Still you need that much energy. And it all needs to be on that rocket. So if anything goes wrong with that rocket, it will burn and release the energy of a nuclear explosion. It will be less devastating than a nuke, because it is burning fuel as opposed to a huge shockwave and temperature, but still it would insanely dangerous.

And i've yet to come across a space program that didn't include catastrophic failure rocket launches.

[–] [email protected] 4 points 1 year ago

Isn’t this system a rather normal payload? We had really large rockets with the Apollo program.

[–] [email protected] 1 points 1 year ago

We've seen this already. Starship should be capable of at least 100t to orbit, which is about 40TJ of energy on orbit. The Little Boy was 63TJ, so accounting for losses, Starship flight test 1 was exactly what that would look like.

Do note that much of the energy was lost because most of the fuel didn't burn, it just evaporated. The Beirut fertilizer explosion was 1/30th the energy, but all released at once.

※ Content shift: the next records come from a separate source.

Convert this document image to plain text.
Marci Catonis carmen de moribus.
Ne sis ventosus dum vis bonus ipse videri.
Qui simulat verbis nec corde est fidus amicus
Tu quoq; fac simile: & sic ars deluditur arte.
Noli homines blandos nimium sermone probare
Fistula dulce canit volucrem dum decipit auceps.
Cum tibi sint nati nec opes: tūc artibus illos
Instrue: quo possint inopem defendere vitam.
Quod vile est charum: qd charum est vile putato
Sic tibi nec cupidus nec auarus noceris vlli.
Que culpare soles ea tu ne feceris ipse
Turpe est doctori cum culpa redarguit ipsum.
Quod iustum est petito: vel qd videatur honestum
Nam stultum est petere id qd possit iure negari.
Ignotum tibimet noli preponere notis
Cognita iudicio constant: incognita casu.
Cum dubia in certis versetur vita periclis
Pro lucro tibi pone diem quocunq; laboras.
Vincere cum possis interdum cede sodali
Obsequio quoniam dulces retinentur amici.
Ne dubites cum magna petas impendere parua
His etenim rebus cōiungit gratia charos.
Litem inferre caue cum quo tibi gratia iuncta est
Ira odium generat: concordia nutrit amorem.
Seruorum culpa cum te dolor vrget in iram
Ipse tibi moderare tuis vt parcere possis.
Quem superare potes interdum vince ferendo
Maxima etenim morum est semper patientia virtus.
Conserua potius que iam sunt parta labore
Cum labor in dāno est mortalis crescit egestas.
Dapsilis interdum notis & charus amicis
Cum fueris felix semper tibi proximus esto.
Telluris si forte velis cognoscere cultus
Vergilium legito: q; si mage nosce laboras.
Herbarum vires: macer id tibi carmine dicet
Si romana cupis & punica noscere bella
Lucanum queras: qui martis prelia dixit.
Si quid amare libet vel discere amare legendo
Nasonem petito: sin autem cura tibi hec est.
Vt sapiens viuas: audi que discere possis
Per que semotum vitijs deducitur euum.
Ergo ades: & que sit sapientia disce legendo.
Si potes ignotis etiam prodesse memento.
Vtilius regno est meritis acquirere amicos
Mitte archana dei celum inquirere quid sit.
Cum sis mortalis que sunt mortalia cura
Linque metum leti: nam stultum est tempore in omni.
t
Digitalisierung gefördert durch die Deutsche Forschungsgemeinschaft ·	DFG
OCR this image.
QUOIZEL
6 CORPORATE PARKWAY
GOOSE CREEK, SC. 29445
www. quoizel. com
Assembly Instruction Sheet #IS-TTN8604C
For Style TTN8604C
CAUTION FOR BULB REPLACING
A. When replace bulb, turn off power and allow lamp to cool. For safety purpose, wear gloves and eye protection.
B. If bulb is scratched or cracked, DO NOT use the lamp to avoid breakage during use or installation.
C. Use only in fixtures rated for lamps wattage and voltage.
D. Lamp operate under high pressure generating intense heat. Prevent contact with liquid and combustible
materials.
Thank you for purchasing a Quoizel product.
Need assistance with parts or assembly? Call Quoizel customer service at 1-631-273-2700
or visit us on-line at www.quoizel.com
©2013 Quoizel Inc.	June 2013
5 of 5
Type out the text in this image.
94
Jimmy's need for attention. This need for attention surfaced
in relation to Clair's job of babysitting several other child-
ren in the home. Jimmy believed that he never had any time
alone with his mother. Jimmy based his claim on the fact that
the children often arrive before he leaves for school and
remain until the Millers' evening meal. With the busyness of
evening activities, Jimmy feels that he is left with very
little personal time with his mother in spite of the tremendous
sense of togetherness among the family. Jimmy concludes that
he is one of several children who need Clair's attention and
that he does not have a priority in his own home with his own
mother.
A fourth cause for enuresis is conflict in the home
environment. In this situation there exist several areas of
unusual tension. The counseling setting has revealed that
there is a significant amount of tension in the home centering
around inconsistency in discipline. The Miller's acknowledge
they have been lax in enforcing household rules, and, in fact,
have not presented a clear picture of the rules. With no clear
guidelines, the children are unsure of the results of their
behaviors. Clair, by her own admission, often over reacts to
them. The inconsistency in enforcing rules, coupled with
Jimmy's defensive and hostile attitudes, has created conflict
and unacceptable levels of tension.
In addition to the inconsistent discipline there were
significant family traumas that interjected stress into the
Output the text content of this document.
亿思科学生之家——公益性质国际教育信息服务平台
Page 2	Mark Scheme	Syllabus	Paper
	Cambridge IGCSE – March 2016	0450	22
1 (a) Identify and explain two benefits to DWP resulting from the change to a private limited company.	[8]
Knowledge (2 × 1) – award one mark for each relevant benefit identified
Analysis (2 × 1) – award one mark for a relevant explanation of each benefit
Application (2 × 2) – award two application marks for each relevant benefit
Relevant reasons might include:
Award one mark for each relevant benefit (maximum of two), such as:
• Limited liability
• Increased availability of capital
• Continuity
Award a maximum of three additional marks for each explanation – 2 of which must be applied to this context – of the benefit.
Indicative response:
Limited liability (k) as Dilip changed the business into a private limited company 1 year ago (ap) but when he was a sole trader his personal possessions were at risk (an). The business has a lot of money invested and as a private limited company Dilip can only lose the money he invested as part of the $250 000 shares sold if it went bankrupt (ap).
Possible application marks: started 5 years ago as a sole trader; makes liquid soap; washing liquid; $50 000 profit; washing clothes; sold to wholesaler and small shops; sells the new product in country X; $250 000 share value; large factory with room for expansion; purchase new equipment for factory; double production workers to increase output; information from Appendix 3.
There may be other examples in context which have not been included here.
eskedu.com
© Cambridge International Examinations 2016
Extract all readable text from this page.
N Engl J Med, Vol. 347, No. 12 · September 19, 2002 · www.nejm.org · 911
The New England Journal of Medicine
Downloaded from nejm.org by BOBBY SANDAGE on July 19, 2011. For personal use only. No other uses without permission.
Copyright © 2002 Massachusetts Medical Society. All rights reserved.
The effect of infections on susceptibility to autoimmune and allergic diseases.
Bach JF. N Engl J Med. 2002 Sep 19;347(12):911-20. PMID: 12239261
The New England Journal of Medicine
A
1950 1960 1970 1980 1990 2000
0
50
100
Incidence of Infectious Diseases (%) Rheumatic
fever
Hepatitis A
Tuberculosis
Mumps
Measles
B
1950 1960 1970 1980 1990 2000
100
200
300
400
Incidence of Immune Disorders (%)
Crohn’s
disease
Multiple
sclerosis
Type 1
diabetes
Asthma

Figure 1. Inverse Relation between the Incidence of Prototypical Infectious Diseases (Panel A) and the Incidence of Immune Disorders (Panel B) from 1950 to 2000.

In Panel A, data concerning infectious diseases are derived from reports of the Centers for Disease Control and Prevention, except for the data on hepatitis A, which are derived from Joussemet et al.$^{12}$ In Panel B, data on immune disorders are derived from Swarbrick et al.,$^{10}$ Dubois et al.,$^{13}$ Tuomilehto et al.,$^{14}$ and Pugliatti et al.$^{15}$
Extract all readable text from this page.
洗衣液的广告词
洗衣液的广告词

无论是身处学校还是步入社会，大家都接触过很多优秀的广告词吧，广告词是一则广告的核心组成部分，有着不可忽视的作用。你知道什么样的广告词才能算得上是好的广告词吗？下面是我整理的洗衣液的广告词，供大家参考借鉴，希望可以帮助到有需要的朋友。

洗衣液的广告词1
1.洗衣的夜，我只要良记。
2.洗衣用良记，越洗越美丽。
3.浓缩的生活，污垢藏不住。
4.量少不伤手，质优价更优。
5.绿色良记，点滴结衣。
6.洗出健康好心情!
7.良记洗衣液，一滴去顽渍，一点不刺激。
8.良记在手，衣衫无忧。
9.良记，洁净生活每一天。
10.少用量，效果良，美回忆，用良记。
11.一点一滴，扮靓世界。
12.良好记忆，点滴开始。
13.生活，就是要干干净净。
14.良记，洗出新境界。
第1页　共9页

[–] [email protected] 13 points 1 year ago (1 children)

The mass to orbit isn't the hard part. A reusable Falcon 9 can put 18,400 kg in low Earth orbit. That should cover two rods, plus hardware to hold and deploy them.

[–] stewsters 7 points 1 year ago (1 children)

And then you would either need to wait for your satellite to get over the target, or add a lot more weight to maneuver it to the target.

If you add wings for precision you are adding drag and heat, both sapping from your destructive power.

If your weapons satellites all start maneuvering to cross your opponents' cities then they probably would have a bit of a warning that you are planning something, and likely just shoot them down at a much cheaper cost. Anti satellite missiles have been shown to work, and it would be easy to overheat a satellite with lasers.

You also have to contend with them just nuking you in response. If Moscow were to be destroyed in a single blast they would not wait to determine if it was nukes or something else, they would fire.

[–] CookieOfFortune 2 points 1 year ago

You can definitely make some stealthy satellites.

I was thinking for release you could actually fold out wings/parachute to increase drag so it would deorbit faster and with less propellant.

Don’t think you can target a satellite with a laser, it’s too far away and you’d have to find it first.

But overall it doesn’t seem particularly efficient or useful.